Paramutation is a well-studied epigenetic phenomenon in which trans communication between two different alleles leads to meiotically heritable transcriptional silencing of one of the alleles. Paramutation at the b1 locus involves RNA-mediated transcriptional silencing and requires specific tandem repeats that generate siRNAs. This study addressed three important questions: 1) are the tandem repeats sufficient for paramutation, 2) do they need to be in an allelic position to mediate paramutation, and 3) is there an association between the ability to mediate paramutation and repeat DNA methylation levels? Paramutation was achieved using multiple transgenes containing the b1 tandem repeats, including events with tandem repeats of only one half of the repeat unit (413 bp), demonstrating that these sequences are sufficient for paramutation and an allelic position is not required for the repeats to communicate. Furthermore, the transgenic tandem repeats increased the expression of a reporter gene in maize, demonstrating the repeats contain transcriptional regulatory sequences. Transgene-mediated paramutation required the mediator of paramutation1 gene, which is necessary for endogenous paramutation, suggesting endogenous and transgene-mediated paramutation both require an RNA-mediated transcriptional silencing pathway. While all tested repeat transgenes produced small interfering RNAs (siRNAs), not all transgenes induced paramutation suggesting that, as with endogenous alleles, siRNA production is not sufficient for paramutation. The repeat transgene-induced silencing was less efficiently transmitted than silencing induced by the repeats of endogenous b1 alleles, which is always 100% efficient. The variability in the strength of the repeat transgene-induced silencing enabled testing whether the extent of DNA methylation within the repeats correlated with differences in efficiency of paramutation. Transgene-induced paramutation does not require extensive DNA methylation within the transgene. However, increased DNA methylation within the endogenous b1 repeats after transgene-induced paramutation was associated with stronger silencing of the endogenous allele.

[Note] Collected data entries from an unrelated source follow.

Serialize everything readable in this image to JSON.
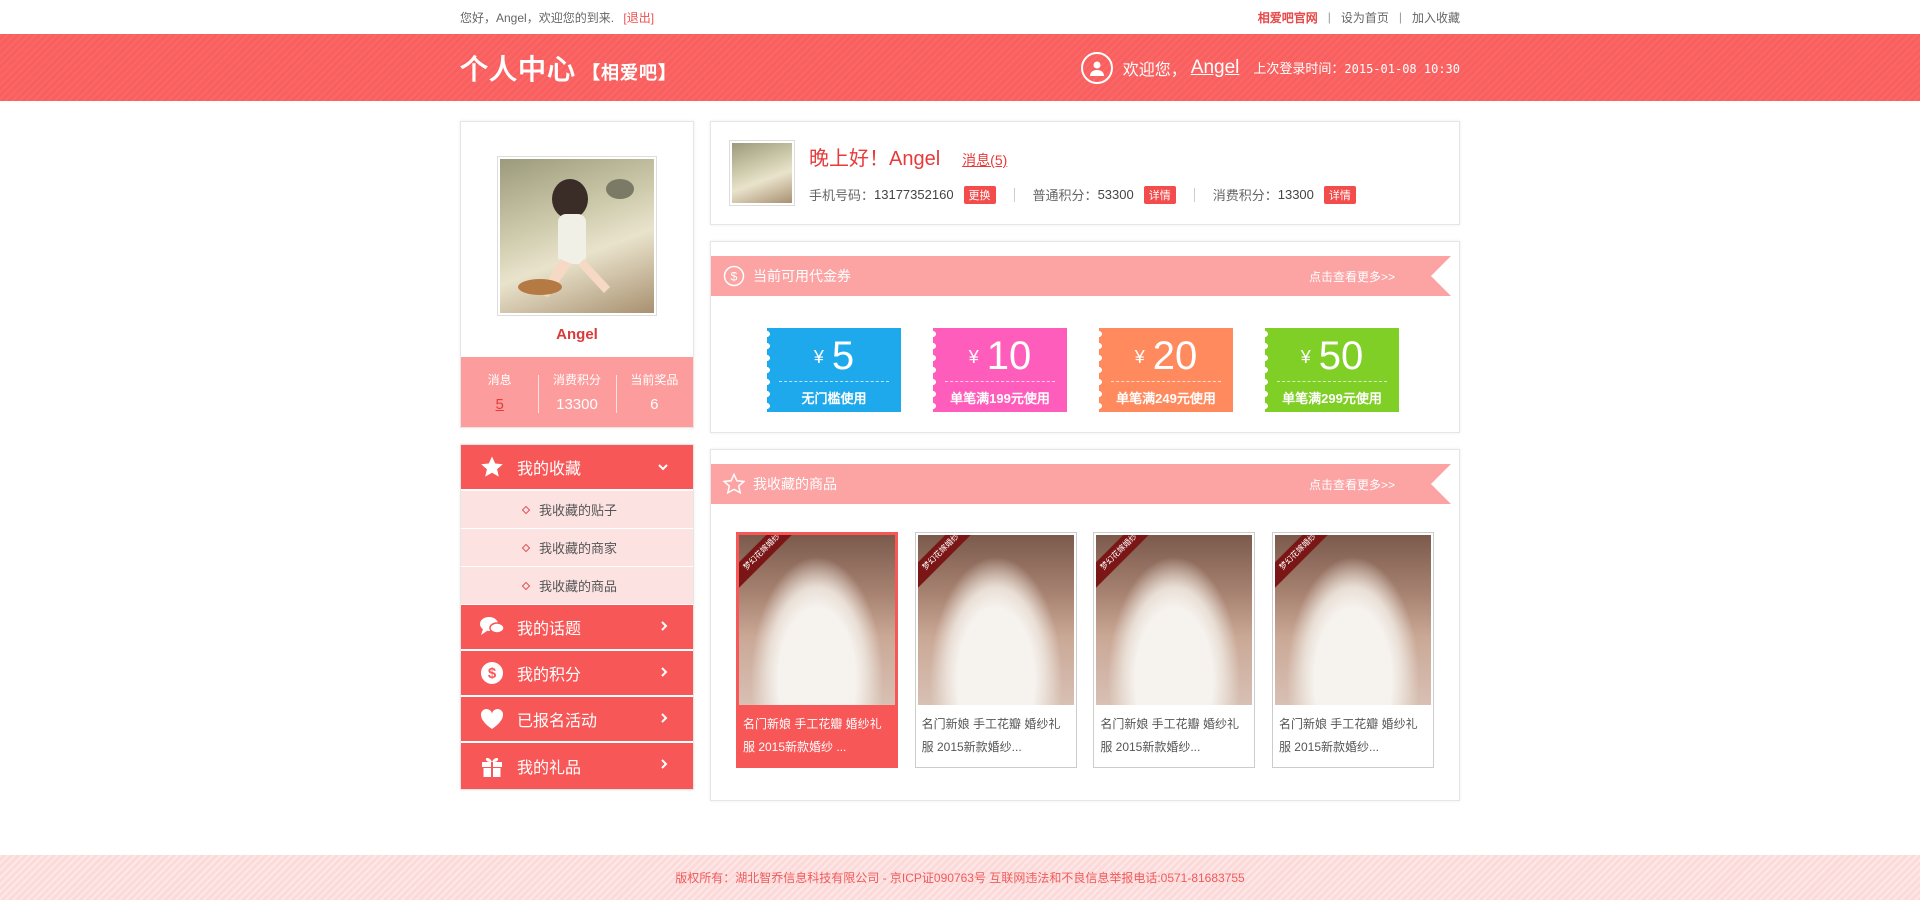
{
  "topbar": {
    "greeting": "您好，Angel，欢迎您的到来.",
    "logout": "[退出]",
    "brand": "相爱吧官网",
    "set_home": "设为首页",
    "favorite": "加入收藏"
  },
  "header": {
    "title": "个人中心",
    "subtitle": "【相爱吧】",
    "welcome": "欢迎您，",
    "username": "Angel",
    "last_login_label": "上次登录时间：",
    "last_login_time": "2015-01-08 10:30"
  },
  "profile": {
    "name": "Angel",
    "stats": [
      {
        "label": "消息",
        "value": "5"
      },
      {
        "label": "消费积分",
        "value": "13300"
      },
      {
        "label": "当前奖品",
        "value": "6"
      }
    ]
  },
  "menu": {
    "favorites": "我的收藏",
    "sub_items": [
      "我收藏的贴子",
      "我收藏的商家",
      "我收藏的商品"
    ],
    "topics": "我的话题",
    "points": "我的积分",
    "events": "已报名活动",
    "gifts": "我的礼品"
  },
  "hello": {
    "greeting": "晚上好！Angel",
    "messages": "消息(5)",
    "phone_label": "手机号码：",
    "phone": "13177352160",
    "phone_btn": "更换",
    "normal_points_label": "普通积分：",
    "normal_points": "53300",
    "consume_points_label": "消费积分：",
    "consume_points": "13300",
    "detail_btn": "详情"
  },
  "coupons": {
    "title": "当前可用代金券",
    "more": "点击查看更多>>",
    "currency": "¥",
    "items": [
      {
        "amount": "5",
        "condition": "无门槛使用",
        "color": "#1ea9ec"
      },
      {
        "amount": "10",
        "condition": "单笔满199元使用",
        "color": "#ff5dbb"
      },
      {
        "amount": "20",
        "condition": "单笔满249元使用",
        "color": "#ff8a5e"
      },
      {
        "amount": "50",
        "condition": "单笔满299元使用",
        "color": "#7fcf26"
      }
    ]
  },
  "goods": {
    "title": "我收藏的商品",
    "more": "点击查看更多>>",
    "badge": "梦幻花嫁婚纱",
    "items": [
      "名门新娘 手工花瓣 婚纱礼服 2015新款婚纱 ...",
      "名门新娘 手工花瓣 婚纱礼服 2015新款婚纱...",
      "名门新娘 手工花瓣 婚纱礼服 2015新款婚纱...",
      "名门新娘 手工花瓣 婚纱礼服 2015新款婚纱..."
    ]
  },
  "footer": {
    "text": "版权所有：湖北智乔信息科技有限公司 - 京ICP证090763号 互联网违法和不良信息举报电话:0571-81683755"
  }
}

副突变（paramutation）是一种被广泛研究的表观遗传现象，指两种不同等位基因之间发生反式通讯，导致其中一个等位基因产生减数分裂可遗传的转录沉默。在b1基因座（b1 locus）上的副突变涉及RNA介导的转录沉默，且需要能够产生小干扰RNA（siRNA）的特定串联重复序列。本研究解答了三个关键问题：1）串联重复序列是否足以介导副突变？2）它们是否需要处于等位基因位置才能介导副突变？3）介导副突变的能力与重复序列的DNA甲基化水平之间是否存在关联？本研究通过使用多种携带b1串联重复序列的转基因株系实现了副突变，其中包括仅包含重复单元一半序列（413 bp）的串联重复序列的转基因事件，这证明这些序列足以介导副突变，且重复序列进行通讯并不需要处于等位基因位置。此外，转基因串联重复序列可提升玉米中报告基因的表达水平，表明该重复序列包含转录调控序列。转基因介导的副突变需要副突变介导因子1基因，该基因对于内源性副突变是必需的，这提示内源性副突变与转基因介导的副突变均依赖RNA介导的转录沉默通路。尽管所有受试的重复序列转基因均产生了小干扰RNA（siRNA），但并非所有转基因都能诱导副突变，这表明与内源性等位基因的情况一致，仅产生siRNA并不足以介导副突变。由转基因重复序列诱导的沉默传递效率低于内源性b1等位基因重复序列诱导的沉默，后者的传递效率始终为100%。转基因重复序列诱导的沉默强度存在差异，这使得我们能够检验重复序列内的DNA甲基化程度是否与副突变效率的差异相关。转基因诱导的副突变并不需要转基因序列内发生高水平的DNA甲基化。不过，在转基因诱导副突变后，内源性b1重复序列内的DNA甲基化水平升高，与内源性等位基因的更强沉默存在关联。